Friday, April 29, 2011

Friday Feature; Poetic Biographies

I'm ending April with some fantastic biographies about poets!  I've tried to celebrate poetry all month long by posting poetry on my school blog and by reading poems to students.  I found these stories to be inspiring and thought they earned the right to be featured.  How did you celebrate poetry this month or anytime?

1)  My Name is Gabriela; The Life of Gabriella Mistral by Monica Brown; ill. by John Parra (2005).

Born in Chile, Gabriela had a vivid imagination and taught herself to read because she wanted to read stories not just hear them.  She loved the sounds of words and wrote poetry, songs and stories as a child. Gabriela played school  with her friends and little sister and made them learn their ABC's and later, she became a teacher as an adult.  She worked hard and was able to travel, exploring and creating new stories along the way.  She was the first Latin American writer to be awarded the Nobel Prize for Literature.  This book contains beautiful illustrations and a happy young Latina charater with an early love of language!

2)  A Voice of Her Own; The Story of Phillis Wheatley, Slave Poet by Kathryn Lasky; ill. by Paul Lee (2003). 

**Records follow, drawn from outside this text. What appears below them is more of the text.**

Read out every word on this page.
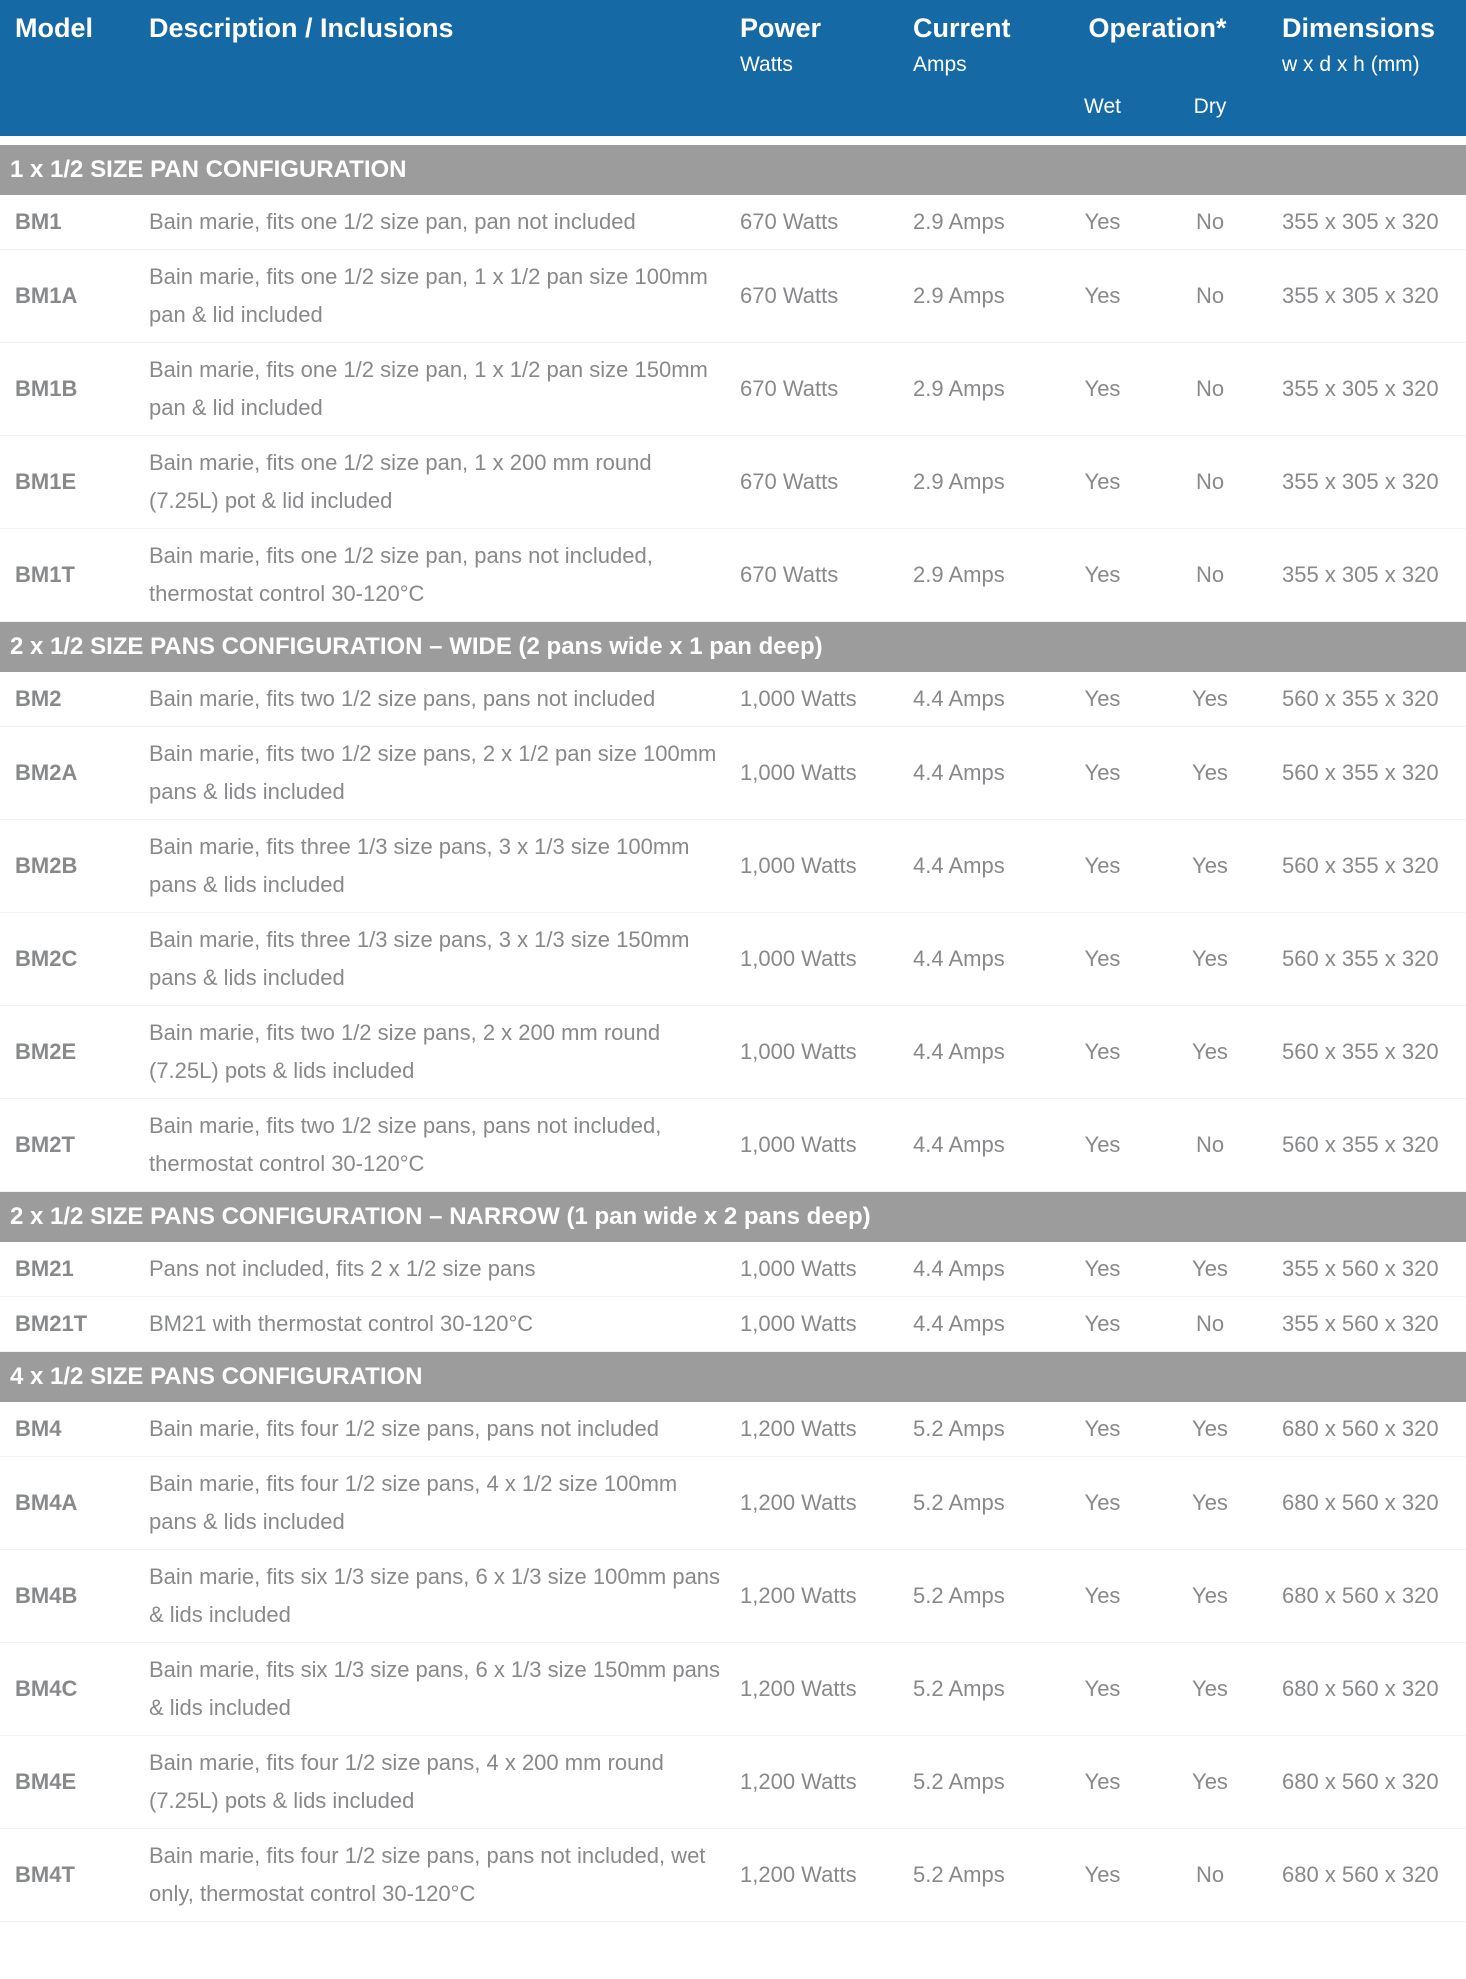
Model	Description / Inclusions	Power	Current	Operation*		Dimensions
		Watts	Amps			w x d x h (mm)
				Wet	Dry	

1 x 1/2 SIZE PAN CONFIGURATION						
BM1	Bain marie, fits one 1/2 size pan, pan not included	670 Watts	2.9 Amps	Yes	No	355 x 305 x 320
BM1A	Bain marie, fits one 1/2 size pan, 1 x 1/2 pan size 100mm pan & lid included	670 Watts	2.9 Amps	Yes	No	355 x 305 x 320
BM1B	Bain marie, fits one 1/2 size pan, 1 x 1/2 pan size 150mm pan & lid included	670 Watts	2.9 Amps	Yes	No	355 x 305 x 320
BM1E	Bain marie, fits one 1/2 size pan, 1 x 200 mm round (7.25L) pot & lid included	670 Watts	2.9 Amps	Yes	No	355 x 305 x 320
BM1T	Bain marie, fits one 1/2 size pan, pans not included, thermostat control 30-120°C	670 Watts	2.9 Amps	Yes	No	355 x 305 x 320
2 x 1/2 SIZE PANS CONFIGURATION – WIDE (2 pans wide x 1 pan deep)						
BM2	Bain marie, fits two 1/2 size pans, pans not included	1,000 Watts	4.4 Amps	Yes	Yes	560 x 355 x 320
BM2A	Bain marie, fits two 1/2 size pans, 2 x 1/2 pan size 100mm pans & lids included	1,000 Watts	4.4 Amps	Yes	Yes	560 x 355 x 320
BM2B	Bain marie, fits three 1/3 size pans, 3 x 1/3 size 100mm pans & lids included	1,000 Watts	4.4 Amps	Yes	Yes	560 x 355 x 320
BM2C	Bain marie, fits three 1/3 size pans, 3 x 1/3 size 150mm pans & lids included	1,000 Watts	4.4 Amps	Yes	Yes	560 x 355 x 320
BM2E	Bain marie, fits two 1/2 size pans, 2 x 200 mm round (7.25L) pots & lids included	1,000 Watts	4.4 Amps	Yes	Yes	560 x 355 x 320
BM2T	Bain marie, fits two 1/2 size pans, pans not included, thermostat control 30-120°C	1,000 Watts	4.4 Amps	Yes	No	560 x 355 x 320
2 x 1/2 SIZE PANS CONFIGURATION – NARROW (1 pan wide x 2 pans deep)						
BM21	Pans not included, fits 2 x 1/2 size pans	1,000 Watts	4.4 Amps	Yes	Yes	355 x 560 x 320
BM21T	BM21 with thermostat control 30-120°C	1,000 Watts	4.4 Amps	Yes	No	355 x 560 x 320
4 x 1/2 SIZE PANS CONFIGURATION						
BM4	Bain marie, fits four 1/2 size pans, pans not included	1,200 Watts	5.2 Amps	Yes	Yes	680 x 560 x 320
BM4A	Bain marie, fits four 1/2 size pans, 4 x 1/2 size 100mm pans & lids included	1,200 Watts	5.2 Amps	Yes	Yes	680 x 560 x 320
BM4B	Bain marie, fits six 1/3 size pans, 6 x 1/3 size 100mm pans & lids included	1,200 Watts	5.2 Amps	Yes	Yes	680 x 560 x 320
BM4C	Bain marie, fits six 1/3 size pans, 6 x 1/3 size 150mm pans & lids included	1,200 Watts	5.2 Amps	Yes	Yes	680 x 560 x 320
BM4E	Bain marie, fits four 1/2 size pans, 4 x 200 mm round (7.25L) pots & lids included	1,200 Watts	5.2 Amps	Yes	Yes	680 x 560 x 320
BM4T	Bain marie, fits four 1/2 size pans, pans not included, wet only, thermostat control 30-120°C	1,200 Watts	5.2 Amps	Yes	No	680 x 560 x 320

Wheatley's story is miraculous in many ways.  She was brought to the US on a slave ship, landing in Boston Harbor, at the age of about seven.  John and Susannah Wheatley were at the market looking for a servant girl.  Something about they way the young girl looked appealed to Mrs. Wheatley and they bought her, named her Phillis and took her home.  Luck of the draw...because the Wheatley's treated her very fairly (within the mind warp that yes, they had indeed bought another human but in this instance it worked out well)  Mrs. Sussanah Wheatly decided to experiment and taught Phillis how to read and write, which wasn't allowed in Southern states but was perfectly legit in Massuchusetts.  Phillis impressed the Wheatley's with her ability to write and wanted her poems to be published in a book.  John Hancock and other white American men said her book could not be published.  The Wheatleys sent her to England and someone there agreed to publish it. Yes, Phillis found it odd as well that she would have to travel to King George's England to get her book published as she was a slave in the US.  The American Revolution began soon after this.  Lasky's book brilliantly brings to light the indignity that while Americans were willing to fight for their own freedom they owned other people.  This is the backwards rationale we often still find in the United States.  Great book, great message.  Amazing woman.  I wonder what she could have accomplished if she hadn't been kidnapped and brought to the States. 

3)  A River of Words; The Story of William Carlos Williams by Jen Bryant; ill. by Melissa Sweet (2008)

We all agreed three years ago what a beautiful book this is, even the end papers, showing his poetry!  This is just a great book about an boy who loved the outdoors and the sounds that surrounded him.  In this book is the simple reason to read poetry to young people:  "But when Mr. Abbott read poetry to Willie's English class, Willie did not feel hurried.  The gentle sounds and shifting rhythms of the poems were like the music of the river.  As the teacher read each line, Willie closed his eyes and let them make pictures in his mind."   Proof that we need to keep reading poetry to spark one mind into a deep love of language.  Who knows one of your students might be the next William Carlos Williams. 

Pick Up Some Poetry Today and share it with a child.

Yesterday I had a crazy day but part of the craziness involved two different AMAZING Authors...Alan Katz aka Silly  Dilly Man was at my school and Patrick Jennings was at the public library.  I met both and fell in love...see the photos to prove it tomorrow or maybe, Sunday.